By: Jim McNally | Hickory Daily Record
Published: September 10, 2012
» 0 Comments | Post a Comment



To say there is no voter fraud going on in North Carolina is technically not true.
Over the past decade, hundreds of such cases have come across the desk of Marshall Tutor, the lone investigator for the North Carolina Board of Elections.

But with only a relative handful of exceptions, the majority of these cases have been those in which convicted felons have cast votes in violation of state law.

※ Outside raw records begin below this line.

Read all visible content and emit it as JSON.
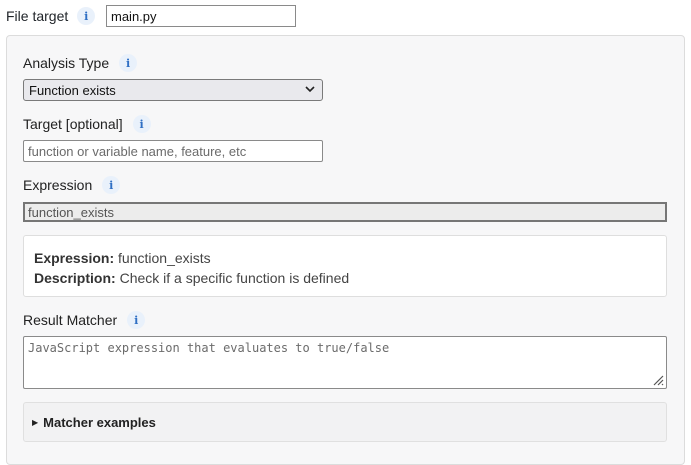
{
  "file_target": {
    "label": "File target",
    "value": "main.py"
  },
  "analysis_type": {
    "label": "Analysis Type",
    "selected": "Function exists"
  },
  "target": {
    "label": "Target [optional]",
    "placeholder": "function or variable name, feature, etc"
  },
  "expression": {
    "label": "Expression",
    "value": "function_exists"
  },
  "info": {
    "expression_key": "Expression:",
    "expression_value": "function_exists",
    "description_key": "Description:",
    "description_value": "Check if a specific function is defined"
  },
  "result_matcher": {
    "label": "Result Matcher",
    "placeholder": "JavaScript expression that evaluates to true/false"
  },
  "matcher_examples": {
    "label": "Matcher examples"
  },
  "icons": {
    "info": "i",
    "chevron": "⌄",
    "disclosure": "▶"
  },
  "colors": {
    "info_icon_bg": "#e9f1fb",
    "info_icon_fg": "#2f6fc4",
    "panel_bg": "#f7f7f8"
  }
}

According to a report supplied by Marshall to the R&L, 447 cases of various types of voter fraud reached the level of meriting further investigation by county district attorney offices throughout the state.
But 291 of those cases – more than 65 percent – involved voting by convicted felons.
Also, 310 voter fraud cases that were recommended to district attorneys (nearly 70 percent of cases for the entire decade) occurred during one voting cycle: 2008. And 235 of that year’s cases – 76 percent – involved felons illegally voting.
In North Carolina, convicted felons have their voting rights rescinded during the time of their active sentence, which includes parole and probation obligations.
However, once their sentences are completed, felons must re-register to vote because their prior voter registrations were cancelled by the boards of election in the counties in which they lived.
Many of the felon cases handled by the state Board of Elections, Tutor said, are by people who are not aware of the law.
“Some of them just don’t know,” he said.
In the report, which was produced last year at the request of state Sen. Josh Stein (D-Wake County), Board of Elections officials wrote that the office, “to the greatest extent permitted by resources, investigates all allegations of voter fraud.”
The report further found that “most allegations prove to be unfounded, lack criminal intent or cannot be substantiated…”
Only one of the 447 cases that were found to have some merit involved impersonation, which is at the heart of moves by several state legislatures to beef up voter identification requirements.
Impersonation would also be the category into which would fall the act of attempting to use the voter registration information of a deceased person.
Last week, Tutor said that he had not come across a single case of that happening in the state in the past 10 years, despite the finding by a private organization that the names of some 30,000 dead people had been found on voter rolls covering that time period.